[Date Prev][Date Next][Thread Prev][Thread Next][Date Index][Thread Index]
symbolic voice-types versus synthesis voices
From: |
Tomas Cerha |
Subject: |
symbolic voice-types versus synthesis voices |
Date: |
Mon, 08 Nov 2010 21:01:00 +0100 |
Dne 8.11.2010 13:39, Andrei Kholodnyi napsal(a):
>> But does this diversity matter? If these diverse names are exposed to the
>> end user, I
>> think it is still better than exposing nicely aligned symbolic names, which
>> carry no
>> information (except for the gender). The client can also expose voice
>> properties to the
>> user if this is implemented (and available).
>
> each synth has its own convention for the voices naming, e.g.
> espeak:
> NAME LANGUAGE VARIANT
> default en none
> en-scottish en sc
> english en uk
> lancashire en uk-north
> english_rp en uk-rp
> english_wmids en uk-wmids
> english-us en us
> en-westindies en wi
Well, Espeak is a very special beast here. It in fact has just one voice (one
set of
recorded data). The voices listed by espeak are actually different rule sets
applied to
this one basic voice. Such specifics should be handled within a particular
output
module and reported to Speech Dispatcher in a manner consistent with other
synths.
> pico:
> samantha en en-US
> serena en en-GB
Yes, this is a more typical example.
> as you can see VARIANT differs between them, e.g. you have
> english-us en us
> samantha en en-US
> which is the same variant, but written differently.
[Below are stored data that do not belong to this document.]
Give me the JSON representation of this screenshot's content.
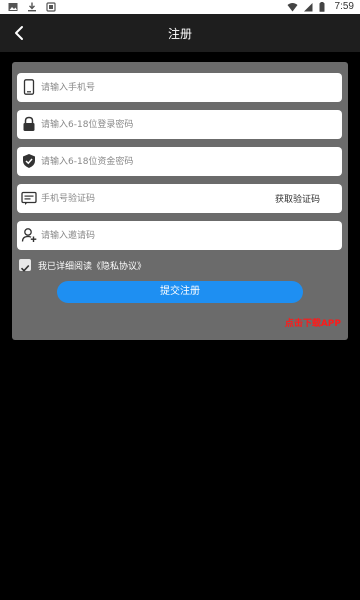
{
  "status_bar": {
    "time": "7:59",
    "left_icons": [
      "image-icon",
      "download-icon",
      "app-icon"
    ],
    "right_icons": [
      "wifi-icon",
      "signal-icon",
      "battery-icon"
    ]
  },
  "header": {
    "title": "注册",
    "back_icon": "chevron-left-icon"
  },
  "form": {
    "phone_placeholder": "请输入手机号",
    "login_password_placeholder": "请输入6-18位登录密码",
    "fund_password_placeholder": "请输入6-18位资金密码",
    "sms_code_placeholder": "手机号验证码",
    "get_code_label": "获取验证码",
    "invite_code_placeholder": "请输入邀请码",
    "agree_text": "我已详细阅读《隐私协议》",
    "agree_checked": true,
    "submit_label": "提交注册",
    "download_label": "点击下载APP"
  },
  "colors": {
    "background": "#000000",
    "panel": "#6b6b6b",
    "accent": "#1e8ff2",
    "download_link": "#ff1a1a"
  }
}
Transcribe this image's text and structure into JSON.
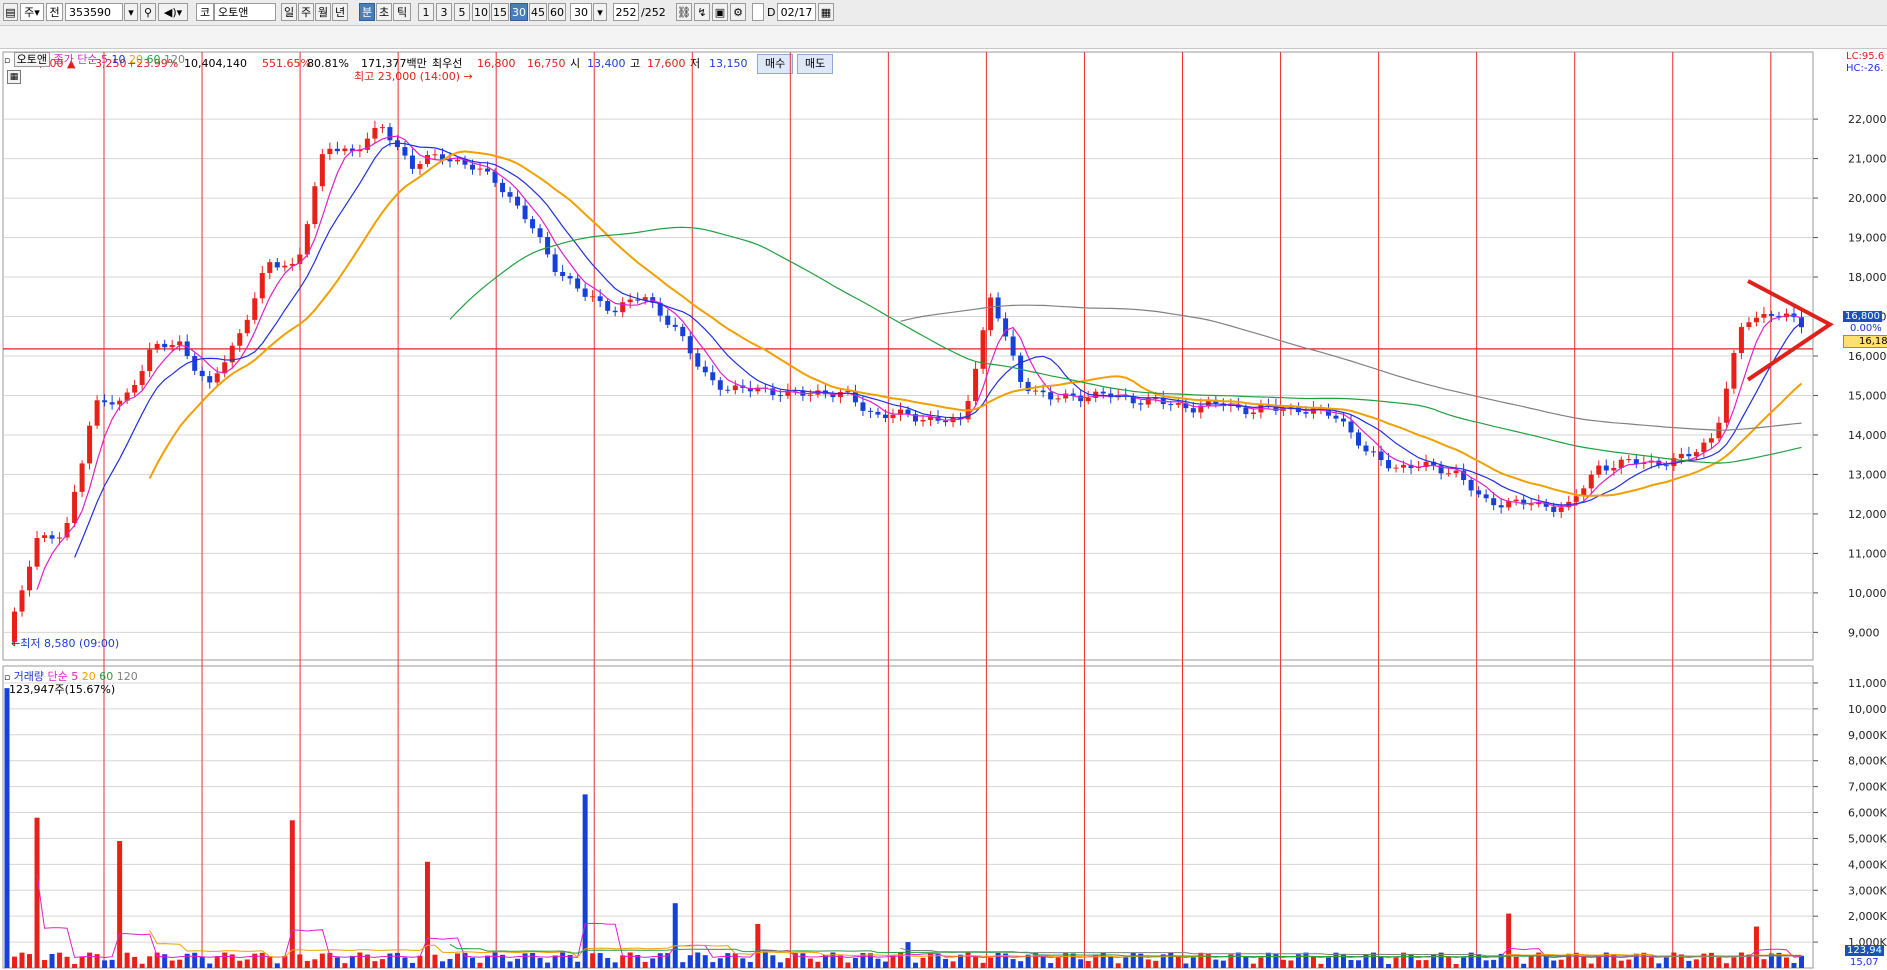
{
  "toolbar": {
    "period_prefix": "주",
    "code_label": "전",
    "stock_code": "353590",
    "market": "코",
    "stock_name": "오토앤",
    "period_tabs": [
      "일",
      "주",
      "월",
      "년",
      "분",
      "초",
      "틱"
    ],
    "active_period": "분",
    "intervals": [
      "1",
      "3",
      "5",
      "10",
      "15",
      "30",
      "45",
      "60"
    ],
    "active_interval": "30",
    "interval_select": "30",
    "count": "252",
    "count_total": "/252",
    "d_label": "D",
    "date": "02/17"
  },
  "quote": {
    "price": "16,800 ▲",
    "change": "3,250",
    "change_pct": "+23.99%",
    "volume": "10,404,140",
    "volume_ratio": "551.65%",
    "turnover_ratio": "80.81%",
    "amount": "171,377백만",
    "best_ask_label": "최우선",
    "best_ask": "16,800",
    "best_bid": "16,750",
    "open_label": "시",
    "open": "13,400",
    "high_label": "고",
    "high": "17,600",
    "low_label": "저",
    "low": "13,150",
    "buy_label": "매수",
    "sell_label": "매도"
  },
  "price_panel": {
    "name": "오토앤",
    "ma_label": "종가 단순",
    "ma_periods": [
      "5",
      "10",
      "20",
      "60",
      "120"
    ],
    "high_annotation": "최고 23,000 (14:00)",
    "low_annotation": "최저 8,580 (09:00)",
    "lc_label": "LC:95.6",
    "hc_label": "HC:-26.",
    "current_price_label": "16,800",
    "current_pct_label": "0.00%",
    "ref_price_label": "16,18"
  },
  "volume_panel": {
    "name": "거래량",
    "ma_label": "단순",
    "ma_periods": [
      "5",
      "20",
      "60",
      "120"
    ],
    "volume_annotation": "123,947주(15.67%)",
    "current_volume_label": "123,94",
    "bottom_label": "15,07"
  },
  "colors": {
    "up": "#e8201a",
    "down": "#1740d8",
    "ma5": "#e020c8",
    "ma10": "#2030e0",
    "ma20": "#f0a000",
    "ma60": "#20a040",
    "ma120": "#808080",
    "grid": "#d6d6d6",
    "session_line": "#e83030"
  },
  "chart_data": [
    {
      "type": "candlestick",
      "series_meaning": "30-minute OHLC",
      "y_ticks": [
        "22,000",
        "21,000",
        "20,000",
        "19,000",
        "18,000",
        "17,000",
        "16,000",
        "15,000",
        "14,000",
        "13,000",
        "12,000",
        "11,000",
        "10,000",
        "9,000"
      ],
      "ylim": [
        8300,
        23700
      ],
      "close_path": [
        8700,
        11400,
        11400,
        14800,
        14800,
        16200,
        16300,
        15200,
        16500,
        18300,
        18300,
        21300,
        21200,
        21800,
        20800,
        21100,
        20800,
        20400,
        19400,
        18200,
        17500,
        17200,
        17500,
        16800,
        15600,
        15100,
        15200,
        15000,
        15100,
        15000,
        14500,
        14500,
        14400,
        14300,
        17500,
        15400,
        14900,
        15000,
        15000,
        14900,
        14800,
        14700,
        14800,
        14600,
        14700,
        14600,
        14500,
        13500,
        13200,
        13200,
        13100,
        12300,
        12300,
        12200,
        12200,
        13200,
        13300,
        13300,
        13400,
        14000,
        16900,
        17100,
        16800
      ],
      "ma_last_values": {
        "ma5": 17000,
        "ma10": 16400,
        "ma20": 15200,
        "ma60": 13800,
        "ma120": 14300
      },
      "reference_line": 16180,
      "triangle_pattern": true
    },
    {
      "type": "bar",
      "series_meaning": "volume",
      "y_ticks": [
        "11,000K",
        "10,000K",
        "9,000K",
        "8,000K",
        "7,000K",
        "6,000K",
        "5,000K",
        "4,000K",
        "3,000K",
        "2,000K",
        "1,000K"
      ],
      "ylim": [
        0,
        11500
      ],
      "unit": "K shares",
      "notable_bars": [
        {
          "approx_x_index": 0,
          "value": 10800
        },
        {
          "approx_x_index": 1,
          "value": 5800
        },
        {
          "approx_x_index": 2,
          "value": 4900
        },
        {
          "approx_x_index": 3,
          "value": 5700
        },
        {
          "approx_x_index": 4,
          "value": 4100
        },
        {
          "approx_x_index": 5,
          "value": 6700
        },
        {
          "approx_x_index": 6,
          "value": 2500
        },
        {
          "approx_x_index": 7,
          "value": 1700
        },
        {
          "approx_x_index": 8,
          "value": 1000
        },
        {
          "approx_x_index": 9,
          "value": 2100
        },
        {
          "approx_x_index": 10,
          "value": 1600
        }
      ]
    }
  ]
}
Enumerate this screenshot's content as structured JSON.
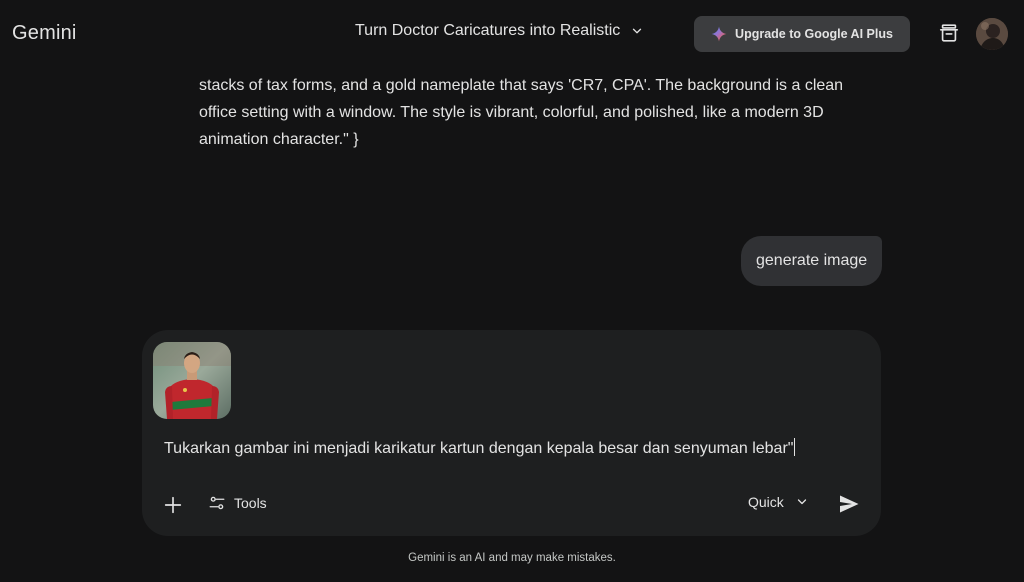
{
  "header": {
    "app_name": "Gemini",
    "conversation_title": "Turn Doctor Caricatures into Realistic",
    "upgrade_label": "Upgrade to Google AI Plus"
  },
  "response": {
    "lines": [
      "stacks of tax forms, and a gold nameplate that says 'CR7, CPA'. The background is a clean",
      "office setting with a window. The style is vibrant, colorful, and polished, like a modern 3D",
      "animation character.\" }"
    ]
  },
  "user_message": {
    "text": "generate image"
  },
  "composer": {
    "prompt_value": "Tukarkan gambar ini menjadi karikatur kartun dengan kepala besar dan senyuman lebar\"",
    "tools_label": "Tools",
    "mode_label": "Quick"
  },
  "footer": {
    "disclaimer": "Gemini is an AI and may make mistakes."
  },
  "icons": {
    "sparkle": "sparkle-icon",
    "chevron": "chevron-down-icon",
    "bin": "temporary-chat-icon",
    "add": "plus-icon",
    "tools": "tune-icon",
    "send": "send-icon"
  },
  "colors": {
    "background": "#131314",
    "card": "#1e1f20",
    "bubble": "#303134",
    "button": "#3c3d3f",
    "text": "#e3e3e3"
  }
}
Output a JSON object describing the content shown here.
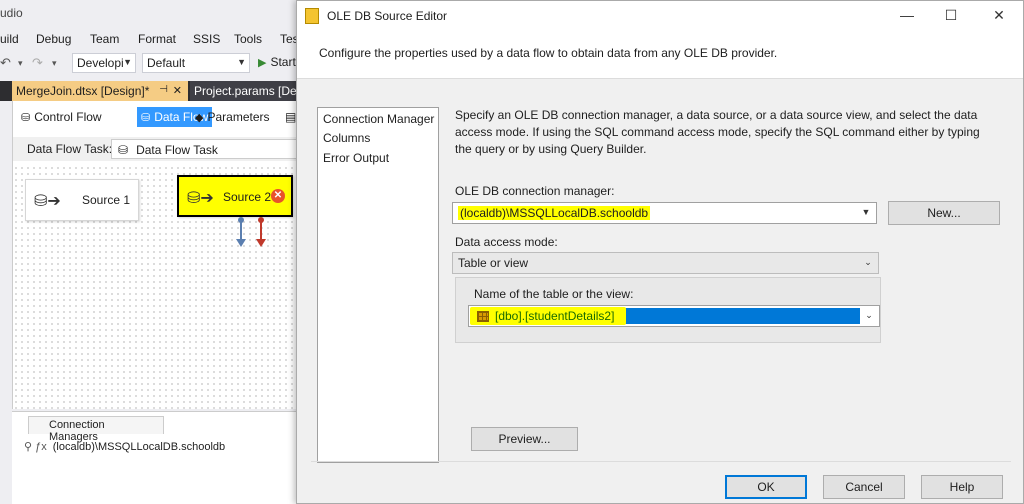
{
  "ide": {
    "title_fragment": "udio",
    "menu": [
      "uild",
      "Debug",
      "Team",
      "Format",
      "SSIS",
      "Tools",
      "Tes"
    ],
    "toolbar": {
      "config_combo": "Developi",
      "platform_combo": "Default",
      "start_label": "Start"
    },
    "doc_tabs": {
      "active": "MergeJoin.dtsx [Design]*",
      "other": "Project.params [Design]"
    },
    "designer_tabs": [
      "Control Flow",
      "Data Flow",
      "Parameters"
    ],
    "data_flow_task_label": "Data Flow Task:",
    "data_flow_task_value": "Data Flow Task",
    "nodes": [
      {
        "label": "Source 1",
        "selected": false
      },
      {
        "label": "Source 2",
        "selected": true,
        "error": true
      }
    ],
    "connection_managers": {
      "tab_label": "Connection Managers",
      "items": [
        "(localdb)\\MSSQLLocalDB.schooldb"
      ]
    },
    "arrow_colors": {
      "data_path": "#5b7fb0",
      "error_path": "#c0392b"
    }
  },
  "dialog": {
    "title": "OLE DB Source Editor",
    "header_text": "Configure the properties used by a data flow to obtain data from any OLE DB provider.",
    "nav_items": [
      "Connection Manager",
      "Columns",
      "Error Output"
    ],
    "description": "Specify an OLE DB connection manager, a data source, or a data source view, and select the data access mode. If using the SQL command access mode, specify the SQL command either by typing the query or by using Query Builder.",
    "connection_manager_label": "OLE DB connection manager:",
    "connection_manager_value": "(localdb)\\MSSQLLocalDB.schooldb",
    "new_button": "New...",
    "data_access_mode_label": "Data access mode:",
    "data_access_mode_value": "Table or view",
    "table_label": "Name of the table or the view:",
    "table_value": "[dbo].[studentDetails2]",
    "preview_button": "Preview...",
    "ok_button": "OK",
    "cancel_button": "Cancel",
    "help_button": "Help",
    "highlight_color": "#ffff00",
    "selection_color": "#0078d7"
  }
}
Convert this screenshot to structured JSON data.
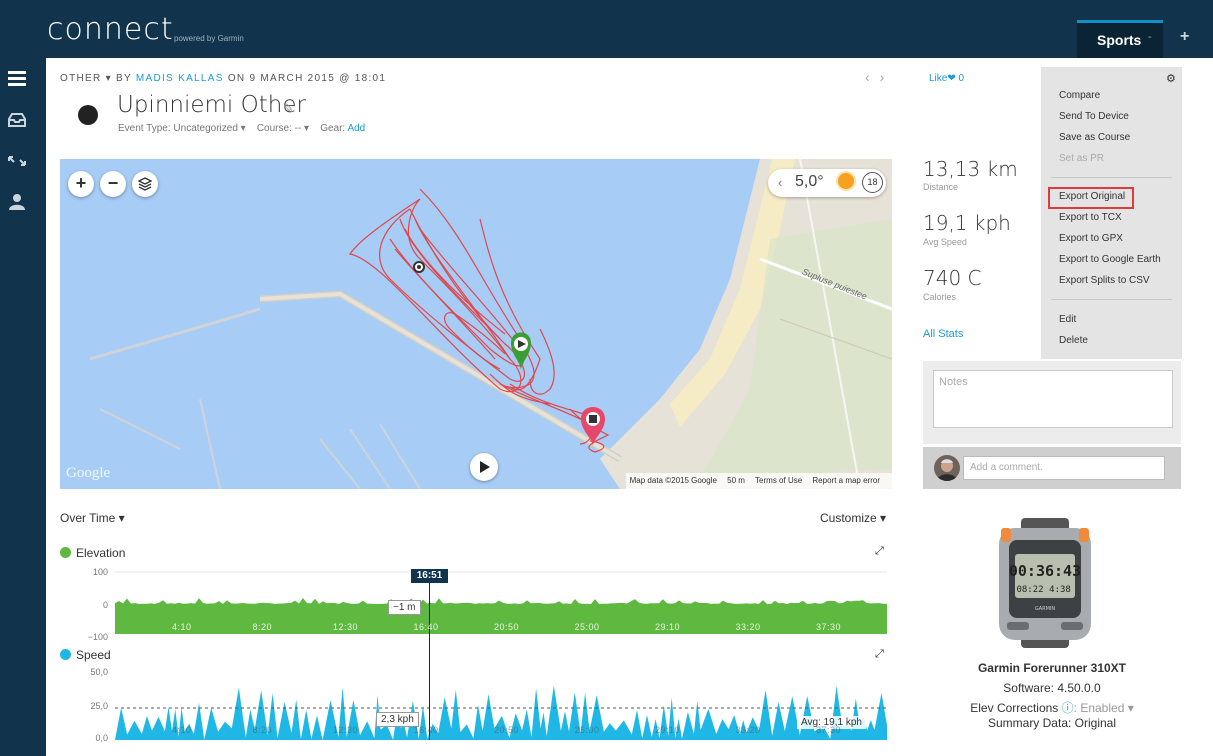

> It means if apps want to search for "US English" you don't know what
> to search for.
>
> LANGUAGE is also different, you might have e.g. 3 letters
> greek-ancient grc none
>
> Now my question is do we want to introduce a consistent voice naming
> convention for SD?
> we could leave e.g. language names as is /however there is a name
> clash probability between synths/
I don't think naming must be consistent, but voice properties must definitely be
reported consistently. When I speak about name, I mean a unique human readable
voice
identifier. It doesn't need to be unique across synthesizers as it may always
be
exposed to the user in combination with the synth name - it is quite natural.
We can't
avoid a situation that two synths provide a voice of the same name, such as
"Samantha".
To me it seems ok for the user to have choices like "Pico/Samantha",
"Pico/Serena",
"Festival/Samantha". It is IMO still better than having to select from
"Pico/female-1",
"Pico/female-2", "Festival/female-1". If someone likes the Pico's Samantha
voice, he
would suggest it to a friend by that name, rather by some normalized identifier.
> but IMO it would be good to "normalize" LANGUAGE and VARIANT at least.
> it will allow to search properly.
Sure. All voice properties must have normalized meaning and values. Output
module must
map the synth specific properties to the normalized ones. Some synths will not
support
all the properties (for example the module will not be able to determine the
age of a
particular voice) so this must be also considered.
> I just thought that we might probably map names to something like
> "spd-voice-NN" or "male-en-NN",
> which is not much worser than e.g. "english-us" :D,
I'm not sure if you mean this for some sort of internal identifiers or names
exposed to
the user.
I am a little confused if we actually agree or not here :-) But IMO we need
something
like that:
Client:
LIST VOICES
Server:
1 Samantha
2 Serena
Client:
VOICE PROPERTIES 1
Server:
LANG: en
VARIANT: US
GENDER: female
AGE: 25
So the user can see the native voice name, its properties and select based on
either the
name or the properties. Both of them may be important for the user.
Hope it is clear what I mean now.
Best regards, Tomas